I just went to browse MAST, formerly the Multimission Archive at STScI, and found out that it's been renamed. It's still MAST, but now it stands for the Mikulski Archive for Space Telescopes.

Senator Barbara Mikulski was honored for becoming the longest-serving woman in U.S. Congressional history, and also for being a great defender of space exploration and research. There are nice writeups about MAST and Sen. Mikulski on the about MAST page and a Hubble press release. Although some NASA advocates focus their support on the manned space program with its associated defense contractor expenditures, Senator Mikulski's record shows support for the kind of stuff I do: science. I'm proud that they renamed the archive after her.


Space Ronin.
Tue 2012-02-28 12:20  

My career is not not going quite the way I thought it would, back when I was 18. Shouldn't I have a faculty job by now? Or a civil servant position at NASA?

These days, many people adopt different paths. We branch out, or we work at scientist farms, where top-quality researchers can sustain themselves on grants.

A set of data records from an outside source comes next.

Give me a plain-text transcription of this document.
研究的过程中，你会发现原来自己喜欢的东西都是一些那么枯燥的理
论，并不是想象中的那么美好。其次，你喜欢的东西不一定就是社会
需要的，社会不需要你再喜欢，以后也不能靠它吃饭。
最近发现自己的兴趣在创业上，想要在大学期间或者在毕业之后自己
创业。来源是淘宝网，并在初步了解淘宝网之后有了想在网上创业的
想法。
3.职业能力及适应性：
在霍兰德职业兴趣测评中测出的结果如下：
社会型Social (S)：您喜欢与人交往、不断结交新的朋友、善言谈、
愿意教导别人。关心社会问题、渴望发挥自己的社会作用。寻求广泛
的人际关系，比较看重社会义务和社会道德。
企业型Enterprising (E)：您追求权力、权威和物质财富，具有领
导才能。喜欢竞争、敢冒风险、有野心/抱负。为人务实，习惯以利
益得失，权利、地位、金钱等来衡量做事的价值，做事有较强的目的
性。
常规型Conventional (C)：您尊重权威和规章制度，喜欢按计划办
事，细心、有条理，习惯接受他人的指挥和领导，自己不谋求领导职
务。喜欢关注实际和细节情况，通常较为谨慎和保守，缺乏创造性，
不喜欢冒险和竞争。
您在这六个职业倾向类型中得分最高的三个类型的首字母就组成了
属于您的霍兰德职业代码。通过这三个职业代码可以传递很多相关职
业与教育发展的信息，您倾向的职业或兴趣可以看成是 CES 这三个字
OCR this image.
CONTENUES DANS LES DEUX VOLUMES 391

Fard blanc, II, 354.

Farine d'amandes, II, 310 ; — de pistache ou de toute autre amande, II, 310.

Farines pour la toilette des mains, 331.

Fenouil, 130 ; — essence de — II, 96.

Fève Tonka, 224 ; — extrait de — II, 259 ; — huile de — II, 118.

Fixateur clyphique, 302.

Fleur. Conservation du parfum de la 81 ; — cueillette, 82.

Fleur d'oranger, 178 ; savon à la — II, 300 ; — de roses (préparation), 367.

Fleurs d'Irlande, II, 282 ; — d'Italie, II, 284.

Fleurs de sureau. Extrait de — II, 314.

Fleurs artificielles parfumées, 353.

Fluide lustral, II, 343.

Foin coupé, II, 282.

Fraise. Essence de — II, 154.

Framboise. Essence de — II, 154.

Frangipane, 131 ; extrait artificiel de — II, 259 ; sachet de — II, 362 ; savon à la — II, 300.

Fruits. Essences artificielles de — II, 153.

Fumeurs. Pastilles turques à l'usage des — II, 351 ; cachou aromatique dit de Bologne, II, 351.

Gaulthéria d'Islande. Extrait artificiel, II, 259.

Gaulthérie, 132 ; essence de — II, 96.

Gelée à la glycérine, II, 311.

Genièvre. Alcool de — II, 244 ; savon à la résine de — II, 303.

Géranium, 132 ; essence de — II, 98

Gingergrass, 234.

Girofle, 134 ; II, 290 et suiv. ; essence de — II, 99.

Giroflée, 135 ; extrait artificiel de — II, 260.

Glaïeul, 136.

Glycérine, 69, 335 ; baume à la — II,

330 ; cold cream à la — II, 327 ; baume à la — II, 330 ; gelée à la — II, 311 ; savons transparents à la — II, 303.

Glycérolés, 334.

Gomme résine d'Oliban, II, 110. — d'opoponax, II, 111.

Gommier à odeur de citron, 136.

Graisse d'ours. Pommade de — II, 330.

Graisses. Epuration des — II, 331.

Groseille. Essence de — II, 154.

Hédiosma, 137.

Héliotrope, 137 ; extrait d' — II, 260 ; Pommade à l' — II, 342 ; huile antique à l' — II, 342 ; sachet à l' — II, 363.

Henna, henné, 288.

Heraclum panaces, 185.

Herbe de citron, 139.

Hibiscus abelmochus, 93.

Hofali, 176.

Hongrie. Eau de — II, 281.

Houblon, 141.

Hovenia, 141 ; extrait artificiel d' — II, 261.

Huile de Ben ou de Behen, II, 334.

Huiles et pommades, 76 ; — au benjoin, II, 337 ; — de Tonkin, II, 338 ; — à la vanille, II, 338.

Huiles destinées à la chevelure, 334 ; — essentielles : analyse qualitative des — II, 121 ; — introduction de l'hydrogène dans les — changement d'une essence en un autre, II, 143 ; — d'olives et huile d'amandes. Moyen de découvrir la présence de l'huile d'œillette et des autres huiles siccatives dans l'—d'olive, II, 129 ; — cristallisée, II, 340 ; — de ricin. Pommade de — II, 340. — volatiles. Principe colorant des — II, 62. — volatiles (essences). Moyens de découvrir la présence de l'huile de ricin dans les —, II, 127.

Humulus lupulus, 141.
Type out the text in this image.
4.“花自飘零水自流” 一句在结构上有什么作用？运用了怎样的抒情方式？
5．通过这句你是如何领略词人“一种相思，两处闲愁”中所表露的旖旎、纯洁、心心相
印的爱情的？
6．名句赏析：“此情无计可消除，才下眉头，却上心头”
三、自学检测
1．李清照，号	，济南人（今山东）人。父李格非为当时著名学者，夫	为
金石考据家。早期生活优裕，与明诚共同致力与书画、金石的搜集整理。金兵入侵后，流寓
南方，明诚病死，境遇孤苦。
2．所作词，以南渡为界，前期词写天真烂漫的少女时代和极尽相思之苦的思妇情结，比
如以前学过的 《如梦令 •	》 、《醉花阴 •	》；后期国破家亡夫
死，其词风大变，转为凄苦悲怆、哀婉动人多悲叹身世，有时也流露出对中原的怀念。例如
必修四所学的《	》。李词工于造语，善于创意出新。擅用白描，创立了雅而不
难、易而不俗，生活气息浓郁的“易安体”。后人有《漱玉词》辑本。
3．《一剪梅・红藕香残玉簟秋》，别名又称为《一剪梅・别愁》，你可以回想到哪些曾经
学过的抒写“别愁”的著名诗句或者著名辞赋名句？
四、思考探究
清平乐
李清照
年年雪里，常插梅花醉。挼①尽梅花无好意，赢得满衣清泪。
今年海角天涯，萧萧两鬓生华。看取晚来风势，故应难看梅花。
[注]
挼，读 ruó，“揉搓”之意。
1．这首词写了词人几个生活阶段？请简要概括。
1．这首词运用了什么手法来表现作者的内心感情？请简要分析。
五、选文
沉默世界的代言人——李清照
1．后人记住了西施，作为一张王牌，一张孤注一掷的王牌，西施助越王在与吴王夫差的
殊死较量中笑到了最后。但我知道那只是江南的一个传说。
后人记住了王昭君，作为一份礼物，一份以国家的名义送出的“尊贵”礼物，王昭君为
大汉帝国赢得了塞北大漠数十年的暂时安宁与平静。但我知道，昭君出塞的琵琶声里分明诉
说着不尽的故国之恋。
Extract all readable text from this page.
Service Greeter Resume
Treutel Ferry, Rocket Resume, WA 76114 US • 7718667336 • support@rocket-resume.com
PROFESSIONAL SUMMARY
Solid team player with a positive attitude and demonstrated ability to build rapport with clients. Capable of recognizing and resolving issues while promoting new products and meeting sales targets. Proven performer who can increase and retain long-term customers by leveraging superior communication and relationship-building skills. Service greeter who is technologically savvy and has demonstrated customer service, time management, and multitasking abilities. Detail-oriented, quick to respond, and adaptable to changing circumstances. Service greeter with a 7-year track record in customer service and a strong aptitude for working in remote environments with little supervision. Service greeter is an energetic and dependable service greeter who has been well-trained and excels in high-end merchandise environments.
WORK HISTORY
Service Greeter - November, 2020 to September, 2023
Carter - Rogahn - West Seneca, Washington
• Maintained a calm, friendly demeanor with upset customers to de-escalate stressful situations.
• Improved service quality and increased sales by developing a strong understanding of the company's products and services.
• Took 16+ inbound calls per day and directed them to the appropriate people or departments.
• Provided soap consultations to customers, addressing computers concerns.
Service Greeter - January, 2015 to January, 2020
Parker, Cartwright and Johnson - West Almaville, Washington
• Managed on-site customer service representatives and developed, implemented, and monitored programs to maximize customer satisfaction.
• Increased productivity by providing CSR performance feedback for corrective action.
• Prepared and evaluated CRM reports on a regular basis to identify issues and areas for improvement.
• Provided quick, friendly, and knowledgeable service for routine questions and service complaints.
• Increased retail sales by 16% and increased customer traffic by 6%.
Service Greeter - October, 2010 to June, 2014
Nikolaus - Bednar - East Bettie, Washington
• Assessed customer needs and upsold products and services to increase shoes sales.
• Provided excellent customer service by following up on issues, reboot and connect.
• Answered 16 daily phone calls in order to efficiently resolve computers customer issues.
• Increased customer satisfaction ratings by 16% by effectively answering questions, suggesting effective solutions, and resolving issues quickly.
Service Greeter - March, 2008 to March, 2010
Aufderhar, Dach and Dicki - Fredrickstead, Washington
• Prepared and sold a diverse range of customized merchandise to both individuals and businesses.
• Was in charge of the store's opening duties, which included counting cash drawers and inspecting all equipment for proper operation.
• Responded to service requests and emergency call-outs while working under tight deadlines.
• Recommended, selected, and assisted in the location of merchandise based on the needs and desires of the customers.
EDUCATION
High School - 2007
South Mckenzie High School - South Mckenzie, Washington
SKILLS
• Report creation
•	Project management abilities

So I'm starting a new (part-time) Visiting Scientist gig at University of Michigan, following on an awesome Visiting Scientist stint at Space Telescope in 2009-2010. At Michigan I'll be working with the SAM instrument on the Curiosity rover.

Although a part-time visiting scientist arrangement is odd, and inconvenient... I don't think it's extremely unusual these days. I'm a Space Ronin; I have no tenure and I work here and there. I'm well regarded internationally in my field, but just without the job to match. I console myself in the quote usually found on the whiteboard behind the bar at Tommy's: "IF YOU LIVE IN S.F. PLEASE REMEMBER HOW LUCKY YOU ARE."